Maybe I'm missing something (and I apologize for that), but isn't the font-size hard-coded into template.svg ?

Yes, that's correct. However, I am talking about the width of the text used, not the height. For instance, "dependencies" is something like thrice as wide as "build".

@espadrine @mathiasbynens just a heads-up (if you haven't notice already): doesn't work for most of the default Android browsers (personally, don't think this is a major issue, but I thought it would be best to point it out).

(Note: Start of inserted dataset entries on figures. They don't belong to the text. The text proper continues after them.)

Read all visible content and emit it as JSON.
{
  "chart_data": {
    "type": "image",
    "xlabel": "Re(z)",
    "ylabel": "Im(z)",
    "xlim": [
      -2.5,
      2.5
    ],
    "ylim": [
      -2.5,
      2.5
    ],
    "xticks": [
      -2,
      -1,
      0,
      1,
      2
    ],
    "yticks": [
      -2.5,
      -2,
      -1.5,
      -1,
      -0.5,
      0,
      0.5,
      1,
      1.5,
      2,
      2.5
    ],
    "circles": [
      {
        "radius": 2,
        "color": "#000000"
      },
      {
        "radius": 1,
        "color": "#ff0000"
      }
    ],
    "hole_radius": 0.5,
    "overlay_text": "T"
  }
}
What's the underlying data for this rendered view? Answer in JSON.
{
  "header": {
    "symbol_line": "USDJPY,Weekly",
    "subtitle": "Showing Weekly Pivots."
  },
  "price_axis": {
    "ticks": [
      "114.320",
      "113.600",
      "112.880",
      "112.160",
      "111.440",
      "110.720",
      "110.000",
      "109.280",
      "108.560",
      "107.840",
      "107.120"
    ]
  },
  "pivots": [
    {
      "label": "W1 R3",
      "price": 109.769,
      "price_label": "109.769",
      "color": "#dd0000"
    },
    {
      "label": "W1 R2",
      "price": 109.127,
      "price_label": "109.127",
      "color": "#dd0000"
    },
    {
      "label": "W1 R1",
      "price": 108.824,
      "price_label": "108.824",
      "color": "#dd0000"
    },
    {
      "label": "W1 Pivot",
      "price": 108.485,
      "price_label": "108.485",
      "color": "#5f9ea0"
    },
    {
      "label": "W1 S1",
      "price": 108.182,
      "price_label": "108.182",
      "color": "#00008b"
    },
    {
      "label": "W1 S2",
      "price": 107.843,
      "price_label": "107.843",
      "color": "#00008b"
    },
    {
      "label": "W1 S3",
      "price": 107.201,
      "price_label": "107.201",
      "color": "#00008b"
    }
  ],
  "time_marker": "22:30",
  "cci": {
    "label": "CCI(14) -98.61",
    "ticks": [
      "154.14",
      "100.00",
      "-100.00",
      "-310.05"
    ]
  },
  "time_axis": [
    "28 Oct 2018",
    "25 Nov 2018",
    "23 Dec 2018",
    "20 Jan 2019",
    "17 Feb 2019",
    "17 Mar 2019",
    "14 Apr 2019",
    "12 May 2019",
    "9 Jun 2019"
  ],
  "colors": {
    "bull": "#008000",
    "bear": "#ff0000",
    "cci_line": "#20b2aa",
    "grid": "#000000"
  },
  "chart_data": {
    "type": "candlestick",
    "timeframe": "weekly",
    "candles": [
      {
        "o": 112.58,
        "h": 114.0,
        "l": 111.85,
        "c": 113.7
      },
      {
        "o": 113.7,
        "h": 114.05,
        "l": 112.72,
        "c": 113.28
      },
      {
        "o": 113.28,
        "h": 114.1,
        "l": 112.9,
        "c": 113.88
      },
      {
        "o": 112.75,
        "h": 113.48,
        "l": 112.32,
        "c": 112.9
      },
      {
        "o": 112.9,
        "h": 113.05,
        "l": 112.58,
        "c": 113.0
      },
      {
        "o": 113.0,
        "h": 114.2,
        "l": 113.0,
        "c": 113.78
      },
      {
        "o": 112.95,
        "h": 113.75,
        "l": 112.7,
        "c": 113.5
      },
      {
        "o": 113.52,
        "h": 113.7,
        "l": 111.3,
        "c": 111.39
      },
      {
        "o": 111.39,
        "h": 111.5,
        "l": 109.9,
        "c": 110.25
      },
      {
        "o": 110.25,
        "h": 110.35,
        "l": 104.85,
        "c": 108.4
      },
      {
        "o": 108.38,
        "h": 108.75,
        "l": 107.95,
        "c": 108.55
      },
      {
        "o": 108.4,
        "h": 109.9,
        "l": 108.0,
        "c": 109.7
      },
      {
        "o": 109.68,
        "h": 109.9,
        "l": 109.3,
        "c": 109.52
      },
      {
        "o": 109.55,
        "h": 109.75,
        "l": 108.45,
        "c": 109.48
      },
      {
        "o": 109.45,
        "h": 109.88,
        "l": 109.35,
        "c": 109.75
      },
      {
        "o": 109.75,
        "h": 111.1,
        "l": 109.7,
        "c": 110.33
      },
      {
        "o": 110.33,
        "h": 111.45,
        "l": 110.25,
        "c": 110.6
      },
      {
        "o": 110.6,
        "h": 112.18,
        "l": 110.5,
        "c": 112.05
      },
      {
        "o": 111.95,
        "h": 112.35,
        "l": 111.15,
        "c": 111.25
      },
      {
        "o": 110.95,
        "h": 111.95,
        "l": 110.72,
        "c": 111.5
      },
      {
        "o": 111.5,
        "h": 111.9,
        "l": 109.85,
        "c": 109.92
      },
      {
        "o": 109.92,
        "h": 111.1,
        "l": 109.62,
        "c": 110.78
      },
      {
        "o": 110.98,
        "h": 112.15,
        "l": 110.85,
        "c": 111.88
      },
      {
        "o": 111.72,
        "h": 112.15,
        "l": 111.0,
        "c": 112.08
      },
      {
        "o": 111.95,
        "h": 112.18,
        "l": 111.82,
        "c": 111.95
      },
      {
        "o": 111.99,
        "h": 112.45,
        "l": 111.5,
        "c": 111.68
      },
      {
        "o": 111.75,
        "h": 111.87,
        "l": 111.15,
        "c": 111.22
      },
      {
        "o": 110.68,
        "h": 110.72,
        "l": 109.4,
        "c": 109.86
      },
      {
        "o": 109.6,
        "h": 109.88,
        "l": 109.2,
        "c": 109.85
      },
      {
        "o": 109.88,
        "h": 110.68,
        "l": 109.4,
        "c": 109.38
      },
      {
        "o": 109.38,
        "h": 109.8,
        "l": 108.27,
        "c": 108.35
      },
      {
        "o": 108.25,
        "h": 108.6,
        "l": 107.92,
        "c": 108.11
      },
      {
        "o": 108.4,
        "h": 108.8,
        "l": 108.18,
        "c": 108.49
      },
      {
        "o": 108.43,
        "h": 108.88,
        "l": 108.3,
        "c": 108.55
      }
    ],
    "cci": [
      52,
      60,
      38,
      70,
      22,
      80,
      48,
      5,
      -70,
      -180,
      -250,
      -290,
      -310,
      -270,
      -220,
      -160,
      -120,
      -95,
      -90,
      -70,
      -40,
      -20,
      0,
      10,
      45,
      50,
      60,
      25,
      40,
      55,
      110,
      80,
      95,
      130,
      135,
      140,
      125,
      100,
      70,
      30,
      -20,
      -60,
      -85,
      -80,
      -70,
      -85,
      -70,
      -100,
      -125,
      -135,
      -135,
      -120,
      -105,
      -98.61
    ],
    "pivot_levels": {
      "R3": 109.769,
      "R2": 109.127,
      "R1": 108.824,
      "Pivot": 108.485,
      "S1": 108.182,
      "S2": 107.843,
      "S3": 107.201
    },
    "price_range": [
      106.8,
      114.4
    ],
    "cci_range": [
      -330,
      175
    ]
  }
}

Good to know! So, that's also why it isn't blurry… All the better. Android updates are rarer than Chrome updates.

alrra commented 10 years ago

However, I am talking about the width of the text used, not the height.

Ok, I now understand what you where referring to.

On HEAD, we are computing that dynamically (using canvas). Is there a way to ensure that what is computed matches?

Don't think so.

Do note that: the result of node-canvas's measureText(text).width differs significantly from want browsers report. So, even now, you're not getting the same values as what you would get in browsers. Plus, to make things worse, different browsers report different values!

espadrine commented 10 years ago

A 10px difference is much bigger than I expected. I guess I didn't see it because both Firefox and node-canvas use the Cairo library as their backend.

I'm back to the drawing board. Might there be a way in SVG to force the rectangle to be of the size of a specified text?

espadrine commented 10 years ago

Closing because this repo is no longer the main one.